LLMs, and in particular RAG can make the development and maintenance of such tools much faster and cheaper. On top of that, financial advisors or investment portfolio managers can use RAG to query vast amounts of financial data, news articles, quarterly and yearly reports, as well as analyst reports. An LLM can then summarise key insights and trends. Also, questions can be asked about a particular company or portfolio, making the access to information and decision making much easier.

 

 

Enhancing Insurance Sales with LLMs

 

Insurance products are often difficult to understand by customers, as well as challenging to explain. It takes a specialist to understand coverages and exclusions, and to distinguish between the various products that insurance companies offer. 

 

Let's take an example. What insurance coverage does a family of four need? Let's say two adults, two children, a house and a car? A few things come to mind: health, accident, household and personal liability, at least. What's the best product for this? Ideally, there would be a single "Family Insurance'' product that covers everything. But there is in practice no such thing, for various reasons that are out of the scope of this article. But, there is not one single product that covers all these, and the result is that the family solution is a combination of several insurance products. To find a good combination, a specialist is required that evaluates different options, often coming up with a package of various products, from various insurance companies. And what if the family is partially insured? 

 

We developed a solution for this a few years back with great results, but the effort put into it was considerable. There was a mixture of rules, natural language processing and machine learning, which meant the involvement of a team of AI specialists for at least 6 months. 

 

LLMs can bring this to the next level and help build applications that provide much better advice, at a much lower cost. 

 

For example, a solution can be developed that given knowledge about the current insurance coverage of a certain family, and a portfolio of products of a company, can determine the following:

  • The current coverage that the family has
  • The family's protection gap
  • Suggest products that cover the protection gap
  • Suggest better options for the current coverage

 

Using LLLs, such a solution can be built with higher quality and lower cost, compared to the technology we used 6 years ago.

 

This is only one example of how LLMs can be applied in Insurance and Financial Services sales. 

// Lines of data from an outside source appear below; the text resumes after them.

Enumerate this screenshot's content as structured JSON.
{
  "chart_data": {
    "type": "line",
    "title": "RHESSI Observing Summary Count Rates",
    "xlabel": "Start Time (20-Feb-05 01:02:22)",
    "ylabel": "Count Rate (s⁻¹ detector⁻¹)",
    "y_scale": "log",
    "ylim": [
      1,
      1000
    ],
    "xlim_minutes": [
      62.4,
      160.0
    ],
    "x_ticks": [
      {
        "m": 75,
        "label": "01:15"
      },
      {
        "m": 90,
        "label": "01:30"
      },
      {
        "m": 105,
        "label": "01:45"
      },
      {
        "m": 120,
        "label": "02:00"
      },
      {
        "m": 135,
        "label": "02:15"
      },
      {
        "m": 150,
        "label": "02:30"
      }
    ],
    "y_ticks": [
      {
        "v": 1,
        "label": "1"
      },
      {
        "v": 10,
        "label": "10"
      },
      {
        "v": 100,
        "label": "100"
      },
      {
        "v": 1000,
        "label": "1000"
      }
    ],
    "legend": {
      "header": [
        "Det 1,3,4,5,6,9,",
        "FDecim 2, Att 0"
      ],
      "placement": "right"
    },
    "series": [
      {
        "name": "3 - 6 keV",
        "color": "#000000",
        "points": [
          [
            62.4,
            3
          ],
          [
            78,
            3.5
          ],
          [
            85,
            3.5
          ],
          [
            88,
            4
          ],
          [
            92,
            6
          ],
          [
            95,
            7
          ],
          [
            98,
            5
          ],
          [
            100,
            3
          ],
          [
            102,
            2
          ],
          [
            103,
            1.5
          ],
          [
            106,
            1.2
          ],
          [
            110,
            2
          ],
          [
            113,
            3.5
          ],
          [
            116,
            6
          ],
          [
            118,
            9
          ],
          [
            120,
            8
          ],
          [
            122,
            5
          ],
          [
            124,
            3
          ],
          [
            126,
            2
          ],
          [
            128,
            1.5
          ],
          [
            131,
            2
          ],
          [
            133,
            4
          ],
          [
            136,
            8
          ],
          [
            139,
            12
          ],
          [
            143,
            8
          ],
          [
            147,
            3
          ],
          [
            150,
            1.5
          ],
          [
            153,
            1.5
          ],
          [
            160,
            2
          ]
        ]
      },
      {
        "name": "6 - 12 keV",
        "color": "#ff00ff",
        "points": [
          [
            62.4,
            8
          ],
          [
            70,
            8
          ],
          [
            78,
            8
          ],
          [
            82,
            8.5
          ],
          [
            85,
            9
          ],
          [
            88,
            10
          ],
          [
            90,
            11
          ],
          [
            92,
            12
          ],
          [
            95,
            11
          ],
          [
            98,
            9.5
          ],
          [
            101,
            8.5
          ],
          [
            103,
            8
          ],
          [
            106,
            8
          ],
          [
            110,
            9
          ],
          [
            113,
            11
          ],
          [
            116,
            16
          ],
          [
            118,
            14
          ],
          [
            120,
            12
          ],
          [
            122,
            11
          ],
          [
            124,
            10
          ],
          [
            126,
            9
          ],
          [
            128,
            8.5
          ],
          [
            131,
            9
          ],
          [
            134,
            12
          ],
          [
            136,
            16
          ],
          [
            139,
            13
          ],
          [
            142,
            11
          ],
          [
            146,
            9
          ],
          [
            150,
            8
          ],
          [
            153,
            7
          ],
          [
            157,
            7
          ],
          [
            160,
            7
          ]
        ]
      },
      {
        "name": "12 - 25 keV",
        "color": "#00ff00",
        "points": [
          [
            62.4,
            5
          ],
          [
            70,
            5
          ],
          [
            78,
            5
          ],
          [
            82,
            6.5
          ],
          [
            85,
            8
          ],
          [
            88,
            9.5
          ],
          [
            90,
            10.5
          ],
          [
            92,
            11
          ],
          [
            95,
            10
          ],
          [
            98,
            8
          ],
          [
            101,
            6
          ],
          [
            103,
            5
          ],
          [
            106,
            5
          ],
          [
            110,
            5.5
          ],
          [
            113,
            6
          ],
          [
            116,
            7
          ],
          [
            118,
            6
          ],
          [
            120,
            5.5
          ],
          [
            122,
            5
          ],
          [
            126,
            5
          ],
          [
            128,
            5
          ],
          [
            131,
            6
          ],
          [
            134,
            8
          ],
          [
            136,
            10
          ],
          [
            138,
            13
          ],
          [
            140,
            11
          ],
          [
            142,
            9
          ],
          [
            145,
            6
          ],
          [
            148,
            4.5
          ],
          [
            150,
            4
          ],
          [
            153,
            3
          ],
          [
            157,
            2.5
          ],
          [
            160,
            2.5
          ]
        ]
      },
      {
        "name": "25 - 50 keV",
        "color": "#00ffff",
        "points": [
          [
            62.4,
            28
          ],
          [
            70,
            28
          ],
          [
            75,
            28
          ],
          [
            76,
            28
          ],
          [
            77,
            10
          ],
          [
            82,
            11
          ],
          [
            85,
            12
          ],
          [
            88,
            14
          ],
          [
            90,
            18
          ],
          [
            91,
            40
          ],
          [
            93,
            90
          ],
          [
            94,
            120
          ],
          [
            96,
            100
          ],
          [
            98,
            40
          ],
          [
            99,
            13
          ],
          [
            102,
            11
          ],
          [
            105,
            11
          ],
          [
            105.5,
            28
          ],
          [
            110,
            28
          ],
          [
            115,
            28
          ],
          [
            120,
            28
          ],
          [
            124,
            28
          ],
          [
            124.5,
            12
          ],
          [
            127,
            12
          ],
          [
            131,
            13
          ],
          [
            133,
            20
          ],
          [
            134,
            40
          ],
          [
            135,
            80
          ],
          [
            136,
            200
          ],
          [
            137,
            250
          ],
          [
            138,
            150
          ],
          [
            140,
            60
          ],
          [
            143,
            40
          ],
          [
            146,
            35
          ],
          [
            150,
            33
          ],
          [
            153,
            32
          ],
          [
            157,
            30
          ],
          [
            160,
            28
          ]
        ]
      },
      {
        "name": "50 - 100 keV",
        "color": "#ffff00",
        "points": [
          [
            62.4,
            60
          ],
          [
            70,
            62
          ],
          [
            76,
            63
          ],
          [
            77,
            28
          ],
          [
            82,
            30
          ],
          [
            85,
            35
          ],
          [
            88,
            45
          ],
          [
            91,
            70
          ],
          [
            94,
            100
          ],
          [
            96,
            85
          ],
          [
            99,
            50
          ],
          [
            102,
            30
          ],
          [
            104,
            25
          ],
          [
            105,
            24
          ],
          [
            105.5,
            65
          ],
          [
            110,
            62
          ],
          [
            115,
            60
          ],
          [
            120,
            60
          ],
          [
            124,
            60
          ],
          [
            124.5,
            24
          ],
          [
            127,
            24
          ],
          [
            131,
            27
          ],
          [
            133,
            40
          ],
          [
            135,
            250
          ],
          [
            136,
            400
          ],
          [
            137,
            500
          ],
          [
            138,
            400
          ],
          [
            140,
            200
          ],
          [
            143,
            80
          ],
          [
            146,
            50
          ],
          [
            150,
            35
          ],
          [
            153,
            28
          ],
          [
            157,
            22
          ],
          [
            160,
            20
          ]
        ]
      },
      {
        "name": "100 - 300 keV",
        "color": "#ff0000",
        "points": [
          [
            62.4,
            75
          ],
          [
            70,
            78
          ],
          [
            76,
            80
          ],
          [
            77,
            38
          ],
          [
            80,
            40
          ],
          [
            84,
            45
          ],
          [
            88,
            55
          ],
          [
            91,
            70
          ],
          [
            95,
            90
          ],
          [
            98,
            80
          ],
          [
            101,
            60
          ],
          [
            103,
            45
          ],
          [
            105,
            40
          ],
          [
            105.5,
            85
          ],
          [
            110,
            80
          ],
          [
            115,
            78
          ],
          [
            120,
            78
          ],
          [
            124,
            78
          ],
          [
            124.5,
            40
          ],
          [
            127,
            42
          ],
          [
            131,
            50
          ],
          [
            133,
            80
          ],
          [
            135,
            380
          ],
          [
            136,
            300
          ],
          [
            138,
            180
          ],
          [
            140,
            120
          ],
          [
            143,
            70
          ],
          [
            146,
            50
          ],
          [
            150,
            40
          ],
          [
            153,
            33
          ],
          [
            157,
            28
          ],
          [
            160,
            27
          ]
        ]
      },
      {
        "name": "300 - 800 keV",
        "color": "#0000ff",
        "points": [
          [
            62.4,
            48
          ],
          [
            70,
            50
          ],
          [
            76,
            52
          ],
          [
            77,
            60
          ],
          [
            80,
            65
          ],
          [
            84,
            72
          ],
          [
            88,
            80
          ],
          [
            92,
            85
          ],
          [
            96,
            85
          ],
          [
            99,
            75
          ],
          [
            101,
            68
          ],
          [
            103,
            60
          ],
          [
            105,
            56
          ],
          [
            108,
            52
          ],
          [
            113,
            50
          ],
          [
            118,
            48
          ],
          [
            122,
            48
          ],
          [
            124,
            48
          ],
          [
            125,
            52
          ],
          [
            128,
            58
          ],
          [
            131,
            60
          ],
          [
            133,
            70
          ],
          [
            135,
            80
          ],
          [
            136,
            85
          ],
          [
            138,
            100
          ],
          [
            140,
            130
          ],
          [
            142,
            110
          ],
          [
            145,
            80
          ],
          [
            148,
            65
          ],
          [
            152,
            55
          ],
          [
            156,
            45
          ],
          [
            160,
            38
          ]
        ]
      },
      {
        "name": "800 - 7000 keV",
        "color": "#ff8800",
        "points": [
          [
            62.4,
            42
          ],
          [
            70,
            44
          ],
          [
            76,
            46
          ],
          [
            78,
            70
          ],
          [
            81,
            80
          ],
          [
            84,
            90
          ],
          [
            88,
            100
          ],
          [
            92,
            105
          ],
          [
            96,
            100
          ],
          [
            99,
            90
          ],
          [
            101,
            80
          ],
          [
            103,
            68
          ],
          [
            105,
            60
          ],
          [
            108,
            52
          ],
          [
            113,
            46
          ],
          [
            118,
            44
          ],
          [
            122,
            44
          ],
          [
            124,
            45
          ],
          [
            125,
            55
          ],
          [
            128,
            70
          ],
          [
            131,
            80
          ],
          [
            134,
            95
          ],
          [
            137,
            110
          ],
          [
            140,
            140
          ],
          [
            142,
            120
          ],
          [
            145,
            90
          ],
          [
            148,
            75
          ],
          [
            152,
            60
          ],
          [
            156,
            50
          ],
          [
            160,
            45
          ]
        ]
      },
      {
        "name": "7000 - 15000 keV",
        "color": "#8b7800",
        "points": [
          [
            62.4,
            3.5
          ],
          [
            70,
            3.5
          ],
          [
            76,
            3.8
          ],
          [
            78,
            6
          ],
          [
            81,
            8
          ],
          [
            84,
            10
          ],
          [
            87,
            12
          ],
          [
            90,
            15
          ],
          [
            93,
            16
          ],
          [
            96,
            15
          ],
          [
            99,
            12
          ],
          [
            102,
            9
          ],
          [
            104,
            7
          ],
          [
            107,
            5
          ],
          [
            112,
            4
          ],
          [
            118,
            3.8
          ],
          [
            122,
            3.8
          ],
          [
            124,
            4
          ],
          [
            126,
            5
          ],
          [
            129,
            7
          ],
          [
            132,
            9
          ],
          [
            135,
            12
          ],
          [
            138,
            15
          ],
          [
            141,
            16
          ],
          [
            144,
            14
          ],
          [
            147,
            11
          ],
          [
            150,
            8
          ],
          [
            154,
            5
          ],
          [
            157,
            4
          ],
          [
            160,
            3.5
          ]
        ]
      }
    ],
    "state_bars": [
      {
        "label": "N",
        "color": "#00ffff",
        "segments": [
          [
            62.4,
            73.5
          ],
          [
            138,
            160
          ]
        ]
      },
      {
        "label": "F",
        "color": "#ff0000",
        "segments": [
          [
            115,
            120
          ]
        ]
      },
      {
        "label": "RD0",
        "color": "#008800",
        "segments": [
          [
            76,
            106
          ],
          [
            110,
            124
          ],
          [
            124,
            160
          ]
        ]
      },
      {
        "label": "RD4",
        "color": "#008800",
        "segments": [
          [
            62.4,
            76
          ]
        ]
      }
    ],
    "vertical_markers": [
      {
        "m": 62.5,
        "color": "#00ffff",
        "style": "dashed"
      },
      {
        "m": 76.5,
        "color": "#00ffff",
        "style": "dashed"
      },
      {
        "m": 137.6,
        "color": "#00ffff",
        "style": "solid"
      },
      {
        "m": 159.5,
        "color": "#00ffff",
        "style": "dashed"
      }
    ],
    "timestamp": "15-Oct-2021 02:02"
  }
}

enhancing-insurance-sales-with-llms

Customer Service

 

I discussed above how LLMs can help in claims processing in the insurance field.

 

But LLM technology can also be applied to Customer Service in banking. For example, my bank offers a voicebot for cancelling and ordering new credit cards. The last time I called to cancel my credit card (I believe, summer of 2023), the service was still very difficult to use. It took me 5 attempts until I could successfully cancel my card.

 

This is of course a difficult problem, since there are several steps, including stating the goal of the call, to authentication of the user, identifying which card to cancel, down to confirming the transaction with a code.

 

LLMs can help make this process much smoother, again because this technology allows for faster and better training of the language understanding parts of the system, which took substantial effort to develop, making for cheaper and more reliable solutions. 

 

 

Conclusion

 

LLMs are a game-changer for the financial services industry. I believe they are changing, and will revolutionise how this industry operates. 

 

Putting it short and sweet, LLMs may give you, your team and your business unprecedented power.